A respeito das ações tomadas pelas empresas em relação à gestão da imagem e de stakeholders: não existem receitas mágicas. Cada situação deve ser analisada mediante contexto e análise da situação atual da empresa, se ela está respaldada juridicamente, se tem caixa suficiente para absorver possíveis impactos negativos, se consegue proteger sua vantagem competitiva, se tem o valor principal das suas entregas avaliado pelo mercado ainda como válido. Em outras palavras, se ainda é preservado o valor original aos produtos e serviços ofertados.

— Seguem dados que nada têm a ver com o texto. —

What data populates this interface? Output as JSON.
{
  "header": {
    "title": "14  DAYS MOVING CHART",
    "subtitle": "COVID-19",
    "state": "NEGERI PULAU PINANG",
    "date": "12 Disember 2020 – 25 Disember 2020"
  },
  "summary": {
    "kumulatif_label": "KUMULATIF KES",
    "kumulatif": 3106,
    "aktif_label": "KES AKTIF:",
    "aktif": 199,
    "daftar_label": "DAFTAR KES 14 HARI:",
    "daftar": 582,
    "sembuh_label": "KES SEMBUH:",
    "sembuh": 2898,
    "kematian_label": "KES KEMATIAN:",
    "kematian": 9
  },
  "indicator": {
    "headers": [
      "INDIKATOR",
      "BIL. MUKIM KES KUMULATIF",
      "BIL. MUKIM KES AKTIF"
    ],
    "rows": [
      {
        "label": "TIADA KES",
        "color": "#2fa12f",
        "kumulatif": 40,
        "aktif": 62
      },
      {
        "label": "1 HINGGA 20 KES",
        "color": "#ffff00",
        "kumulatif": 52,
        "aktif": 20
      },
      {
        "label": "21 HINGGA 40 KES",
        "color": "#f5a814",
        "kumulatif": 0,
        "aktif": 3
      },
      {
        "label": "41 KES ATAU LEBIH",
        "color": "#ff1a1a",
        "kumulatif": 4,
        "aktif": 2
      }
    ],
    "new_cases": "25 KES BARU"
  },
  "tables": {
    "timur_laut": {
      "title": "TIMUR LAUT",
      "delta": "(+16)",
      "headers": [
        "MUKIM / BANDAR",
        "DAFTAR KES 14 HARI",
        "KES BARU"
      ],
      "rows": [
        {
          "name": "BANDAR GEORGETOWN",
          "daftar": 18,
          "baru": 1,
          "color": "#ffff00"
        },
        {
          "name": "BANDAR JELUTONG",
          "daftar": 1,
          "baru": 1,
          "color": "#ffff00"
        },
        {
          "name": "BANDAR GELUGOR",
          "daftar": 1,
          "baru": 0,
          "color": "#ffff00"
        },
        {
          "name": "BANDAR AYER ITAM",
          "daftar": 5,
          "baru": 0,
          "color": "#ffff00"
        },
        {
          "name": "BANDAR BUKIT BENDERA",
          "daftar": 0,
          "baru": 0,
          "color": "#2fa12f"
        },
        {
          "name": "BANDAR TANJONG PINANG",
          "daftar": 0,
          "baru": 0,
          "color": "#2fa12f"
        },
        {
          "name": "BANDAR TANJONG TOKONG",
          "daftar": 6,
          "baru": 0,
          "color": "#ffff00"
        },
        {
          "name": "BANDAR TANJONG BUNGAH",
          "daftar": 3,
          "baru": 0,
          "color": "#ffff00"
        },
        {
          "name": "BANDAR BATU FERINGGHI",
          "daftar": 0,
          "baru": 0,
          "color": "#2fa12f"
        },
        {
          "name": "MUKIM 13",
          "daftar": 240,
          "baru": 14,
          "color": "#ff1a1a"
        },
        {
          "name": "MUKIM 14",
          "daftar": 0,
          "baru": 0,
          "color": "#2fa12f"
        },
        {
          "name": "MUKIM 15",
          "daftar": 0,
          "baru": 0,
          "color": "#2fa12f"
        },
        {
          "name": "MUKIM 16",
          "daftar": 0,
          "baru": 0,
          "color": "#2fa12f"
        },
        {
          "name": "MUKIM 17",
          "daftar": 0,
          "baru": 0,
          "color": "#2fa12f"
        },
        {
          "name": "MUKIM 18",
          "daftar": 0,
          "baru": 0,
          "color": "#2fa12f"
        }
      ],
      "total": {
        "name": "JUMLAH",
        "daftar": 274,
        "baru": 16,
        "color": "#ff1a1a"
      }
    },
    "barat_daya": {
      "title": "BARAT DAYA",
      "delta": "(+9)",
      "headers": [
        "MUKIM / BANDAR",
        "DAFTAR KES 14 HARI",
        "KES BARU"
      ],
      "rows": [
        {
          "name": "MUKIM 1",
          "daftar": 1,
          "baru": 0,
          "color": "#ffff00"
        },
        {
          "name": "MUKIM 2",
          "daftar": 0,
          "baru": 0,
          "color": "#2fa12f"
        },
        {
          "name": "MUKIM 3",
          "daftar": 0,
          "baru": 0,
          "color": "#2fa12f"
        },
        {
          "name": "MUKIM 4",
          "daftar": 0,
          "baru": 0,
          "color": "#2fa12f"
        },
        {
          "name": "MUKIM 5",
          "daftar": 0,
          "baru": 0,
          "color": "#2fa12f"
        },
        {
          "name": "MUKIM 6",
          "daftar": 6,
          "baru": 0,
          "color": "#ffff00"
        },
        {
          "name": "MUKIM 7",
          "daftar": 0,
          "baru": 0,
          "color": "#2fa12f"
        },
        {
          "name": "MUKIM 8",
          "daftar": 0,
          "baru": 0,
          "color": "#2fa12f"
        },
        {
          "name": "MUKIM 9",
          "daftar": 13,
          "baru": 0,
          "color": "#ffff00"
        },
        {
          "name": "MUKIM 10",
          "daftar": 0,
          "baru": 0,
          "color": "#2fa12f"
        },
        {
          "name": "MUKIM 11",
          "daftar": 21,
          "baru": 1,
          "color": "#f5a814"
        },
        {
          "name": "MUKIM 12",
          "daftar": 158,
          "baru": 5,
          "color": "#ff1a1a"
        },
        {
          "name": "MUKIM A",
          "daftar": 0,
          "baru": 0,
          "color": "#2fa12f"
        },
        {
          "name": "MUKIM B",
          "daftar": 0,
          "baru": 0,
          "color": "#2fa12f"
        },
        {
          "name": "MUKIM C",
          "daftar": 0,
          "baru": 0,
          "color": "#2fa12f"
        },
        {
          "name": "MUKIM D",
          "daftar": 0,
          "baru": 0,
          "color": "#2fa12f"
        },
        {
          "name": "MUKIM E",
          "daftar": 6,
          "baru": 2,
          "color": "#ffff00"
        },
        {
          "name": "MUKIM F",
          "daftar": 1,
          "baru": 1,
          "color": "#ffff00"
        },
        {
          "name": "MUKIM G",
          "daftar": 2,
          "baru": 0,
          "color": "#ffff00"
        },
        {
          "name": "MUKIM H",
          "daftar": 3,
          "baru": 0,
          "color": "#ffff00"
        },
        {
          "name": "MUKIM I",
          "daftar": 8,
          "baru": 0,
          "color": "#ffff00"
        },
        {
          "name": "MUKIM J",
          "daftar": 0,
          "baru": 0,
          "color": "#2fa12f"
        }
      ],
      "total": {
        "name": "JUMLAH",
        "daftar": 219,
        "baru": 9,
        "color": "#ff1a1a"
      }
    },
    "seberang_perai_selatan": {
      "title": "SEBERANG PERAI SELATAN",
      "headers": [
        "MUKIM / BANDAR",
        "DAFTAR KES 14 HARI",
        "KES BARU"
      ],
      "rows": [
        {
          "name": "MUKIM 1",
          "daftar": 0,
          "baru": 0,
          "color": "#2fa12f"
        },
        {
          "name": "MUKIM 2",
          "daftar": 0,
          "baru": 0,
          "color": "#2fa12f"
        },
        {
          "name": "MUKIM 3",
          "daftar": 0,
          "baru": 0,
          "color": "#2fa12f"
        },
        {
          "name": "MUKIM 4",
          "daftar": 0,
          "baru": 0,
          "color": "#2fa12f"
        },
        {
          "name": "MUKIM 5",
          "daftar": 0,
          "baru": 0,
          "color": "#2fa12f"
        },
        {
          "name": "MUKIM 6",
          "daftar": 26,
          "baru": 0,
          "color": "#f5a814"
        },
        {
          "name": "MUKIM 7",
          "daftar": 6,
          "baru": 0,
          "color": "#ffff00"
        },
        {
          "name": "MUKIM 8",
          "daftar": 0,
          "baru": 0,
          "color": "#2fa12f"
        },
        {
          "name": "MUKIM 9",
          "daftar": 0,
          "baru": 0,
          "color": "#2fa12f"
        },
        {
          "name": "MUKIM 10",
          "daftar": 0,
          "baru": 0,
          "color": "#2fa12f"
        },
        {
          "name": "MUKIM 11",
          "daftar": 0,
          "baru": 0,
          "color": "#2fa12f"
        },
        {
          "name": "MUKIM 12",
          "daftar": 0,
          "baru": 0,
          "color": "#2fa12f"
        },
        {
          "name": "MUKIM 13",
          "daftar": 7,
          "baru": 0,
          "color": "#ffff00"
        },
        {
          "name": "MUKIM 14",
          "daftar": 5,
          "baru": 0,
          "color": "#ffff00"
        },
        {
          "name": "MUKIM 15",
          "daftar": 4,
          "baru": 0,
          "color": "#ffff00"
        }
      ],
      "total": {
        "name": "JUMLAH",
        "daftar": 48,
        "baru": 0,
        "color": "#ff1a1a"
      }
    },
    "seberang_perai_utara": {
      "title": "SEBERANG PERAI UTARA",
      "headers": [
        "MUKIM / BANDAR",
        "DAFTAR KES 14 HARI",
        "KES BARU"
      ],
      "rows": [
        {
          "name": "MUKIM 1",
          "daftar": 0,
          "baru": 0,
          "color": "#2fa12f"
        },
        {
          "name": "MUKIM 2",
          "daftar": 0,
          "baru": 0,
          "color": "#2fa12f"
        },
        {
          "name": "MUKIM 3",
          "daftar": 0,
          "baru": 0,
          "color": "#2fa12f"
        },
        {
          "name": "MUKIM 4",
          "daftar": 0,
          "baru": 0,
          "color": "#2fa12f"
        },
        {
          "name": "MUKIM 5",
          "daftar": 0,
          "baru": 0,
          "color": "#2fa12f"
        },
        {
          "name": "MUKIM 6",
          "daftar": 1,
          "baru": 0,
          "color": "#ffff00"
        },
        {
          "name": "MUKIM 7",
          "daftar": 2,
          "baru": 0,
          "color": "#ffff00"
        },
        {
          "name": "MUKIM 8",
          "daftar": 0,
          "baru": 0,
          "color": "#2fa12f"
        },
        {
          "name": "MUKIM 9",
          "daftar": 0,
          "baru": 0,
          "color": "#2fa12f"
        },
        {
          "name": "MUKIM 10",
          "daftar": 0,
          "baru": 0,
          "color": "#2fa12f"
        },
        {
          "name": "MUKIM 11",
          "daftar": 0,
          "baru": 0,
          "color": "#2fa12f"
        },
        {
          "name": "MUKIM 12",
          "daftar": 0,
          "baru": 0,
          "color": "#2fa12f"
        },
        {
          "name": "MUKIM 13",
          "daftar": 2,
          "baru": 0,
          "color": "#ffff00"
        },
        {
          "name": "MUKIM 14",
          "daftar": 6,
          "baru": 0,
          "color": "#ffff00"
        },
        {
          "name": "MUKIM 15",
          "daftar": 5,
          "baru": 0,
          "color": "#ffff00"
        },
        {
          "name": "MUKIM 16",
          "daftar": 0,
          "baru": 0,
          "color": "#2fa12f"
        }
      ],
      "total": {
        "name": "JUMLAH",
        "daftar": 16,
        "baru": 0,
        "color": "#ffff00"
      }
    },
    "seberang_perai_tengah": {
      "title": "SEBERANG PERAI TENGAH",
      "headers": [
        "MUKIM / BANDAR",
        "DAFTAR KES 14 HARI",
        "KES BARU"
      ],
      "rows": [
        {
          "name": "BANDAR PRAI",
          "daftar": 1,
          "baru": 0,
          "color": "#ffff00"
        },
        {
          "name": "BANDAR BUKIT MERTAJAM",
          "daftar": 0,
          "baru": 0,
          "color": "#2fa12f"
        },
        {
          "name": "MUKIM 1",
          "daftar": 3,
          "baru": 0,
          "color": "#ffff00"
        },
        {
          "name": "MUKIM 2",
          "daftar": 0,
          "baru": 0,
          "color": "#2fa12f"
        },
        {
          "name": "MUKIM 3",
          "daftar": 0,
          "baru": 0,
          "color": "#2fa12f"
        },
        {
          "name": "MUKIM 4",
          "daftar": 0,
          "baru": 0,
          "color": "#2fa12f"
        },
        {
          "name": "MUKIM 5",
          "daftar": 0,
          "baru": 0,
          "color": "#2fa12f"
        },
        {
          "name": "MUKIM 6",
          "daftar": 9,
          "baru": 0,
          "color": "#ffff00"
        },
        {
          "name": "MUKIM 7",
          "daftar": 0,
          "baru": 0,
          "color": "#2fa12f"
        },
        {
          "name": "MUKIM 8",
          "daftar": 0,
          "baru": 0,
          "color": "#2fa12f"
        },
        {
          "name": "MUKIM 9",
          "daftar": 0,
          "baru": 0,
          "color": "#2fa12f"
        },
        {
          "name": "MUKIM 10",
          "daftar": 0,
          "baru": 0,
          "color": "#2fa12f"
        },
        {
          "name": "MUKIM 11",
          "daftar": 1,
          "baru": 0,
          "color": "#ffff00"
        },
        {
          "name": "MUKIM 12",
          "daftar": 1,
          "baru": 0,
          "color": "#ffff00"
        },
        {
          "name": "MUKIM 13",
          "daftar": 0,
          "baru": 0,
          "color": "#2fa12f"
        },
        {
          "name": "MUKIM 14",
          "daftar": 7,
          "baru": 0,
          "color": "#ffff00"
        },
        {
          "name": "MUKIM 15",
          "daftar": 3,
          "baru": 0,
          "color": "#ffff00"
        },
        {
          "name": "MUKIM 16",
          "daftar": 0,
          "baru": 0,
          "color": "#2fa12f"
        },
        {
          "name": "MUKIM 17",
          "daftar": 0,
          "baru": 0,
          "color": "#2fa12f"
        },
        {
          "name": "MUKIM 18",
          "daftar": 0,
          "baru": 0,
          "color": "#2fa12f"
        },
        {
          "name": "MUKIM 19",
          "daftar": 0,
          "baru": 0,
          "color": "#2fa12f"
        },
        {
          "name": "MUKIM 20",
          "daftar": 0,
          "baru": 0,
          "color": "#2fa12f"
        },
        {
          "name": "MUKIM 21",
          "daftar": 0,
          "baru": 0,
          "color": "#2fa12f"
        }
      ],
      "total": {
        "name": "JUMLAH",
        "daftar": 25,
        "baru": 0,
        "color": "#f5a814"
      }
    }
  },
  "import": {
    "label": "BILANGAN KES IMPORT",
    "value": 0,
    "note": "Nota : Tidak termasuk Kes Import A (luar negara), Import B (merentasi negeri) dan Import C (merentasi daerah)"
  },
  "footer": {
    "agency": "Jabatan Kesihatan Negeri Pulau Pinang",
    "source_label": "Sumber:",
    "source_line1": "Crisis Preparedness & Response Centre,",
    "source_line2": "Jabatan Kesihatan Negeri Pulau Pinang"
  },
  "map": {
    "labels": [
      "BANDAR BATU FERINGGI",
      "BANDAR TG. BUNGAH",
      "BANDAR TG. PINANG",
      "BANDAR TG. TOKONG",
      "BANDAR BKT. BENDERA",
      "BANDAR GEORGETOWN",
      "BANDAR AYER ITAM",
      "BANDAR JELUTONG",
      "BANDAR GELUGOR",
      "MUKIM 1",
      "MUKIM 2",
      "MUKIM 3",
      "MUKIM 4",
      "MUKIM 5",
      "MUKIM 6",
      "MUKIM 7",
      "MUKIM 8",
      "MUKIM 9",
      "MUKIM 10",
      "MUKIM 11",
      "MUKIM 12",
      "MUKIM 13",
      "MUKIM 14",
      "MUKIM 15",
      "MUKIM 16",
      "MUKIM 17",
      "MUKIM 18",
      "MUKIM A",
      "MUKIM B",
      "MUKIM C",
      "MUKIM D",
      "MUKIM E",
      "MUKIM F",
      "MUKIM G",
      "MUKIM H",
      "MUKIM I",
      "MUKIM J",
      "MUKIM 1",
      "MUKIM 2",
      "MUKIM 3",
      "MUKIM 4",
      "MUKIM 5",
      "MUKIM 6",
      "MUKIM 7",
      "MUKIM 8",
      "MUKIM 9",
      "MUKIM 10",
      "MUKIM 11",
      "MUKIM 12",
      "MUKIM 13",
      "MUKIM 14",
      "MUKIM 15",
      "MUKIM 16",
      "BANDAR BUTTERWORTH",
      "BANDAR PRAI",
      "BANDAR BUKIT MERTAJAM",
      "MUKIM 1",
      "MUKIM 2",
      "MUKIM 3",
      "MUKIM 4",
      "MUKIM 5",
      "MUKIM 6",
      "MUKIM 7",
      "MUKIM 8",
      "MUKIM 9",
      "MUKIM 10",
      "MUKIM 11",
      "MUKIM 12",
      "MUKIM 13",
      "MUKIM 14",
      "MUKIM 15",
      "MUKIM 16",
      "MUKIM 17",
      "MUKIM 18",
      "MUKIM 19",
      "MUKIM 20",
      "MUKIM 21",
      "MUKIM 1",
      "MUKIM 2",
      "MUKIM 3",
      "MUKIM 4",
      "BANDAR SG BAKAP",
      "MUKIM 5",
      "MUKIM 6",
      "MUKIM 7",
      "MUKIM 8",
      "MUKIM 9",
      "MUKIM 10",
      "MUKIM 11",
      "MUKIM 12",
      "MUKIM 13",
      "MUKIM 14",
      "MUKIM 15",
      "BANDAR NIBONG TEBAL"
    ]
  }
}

Cuidar da imagem institucional, no sentido de realizar ações que agreguem valor à marca também é fundamental. Um bom exemplo seriam as ações abraçadas pós Covid-19 no Brasil por empresas como a Ambev, a Gerdau e o Hospital Albert Einstein no Projeto “O Cubo”, que viabilizou a entrega de diversos novos hospitais em menos de 30 dias a partir de construções em blocos pré-formatados que lembram containers. Muitas outras ações parecidas emergiram da crise como as realizadas por empresas como a Natura e a Coca-Cola para a produção e distribuição de álcool em gel, produto essencial para o enfrentamento da Pandemia que chegou a faltar no mercado, e assim por diante.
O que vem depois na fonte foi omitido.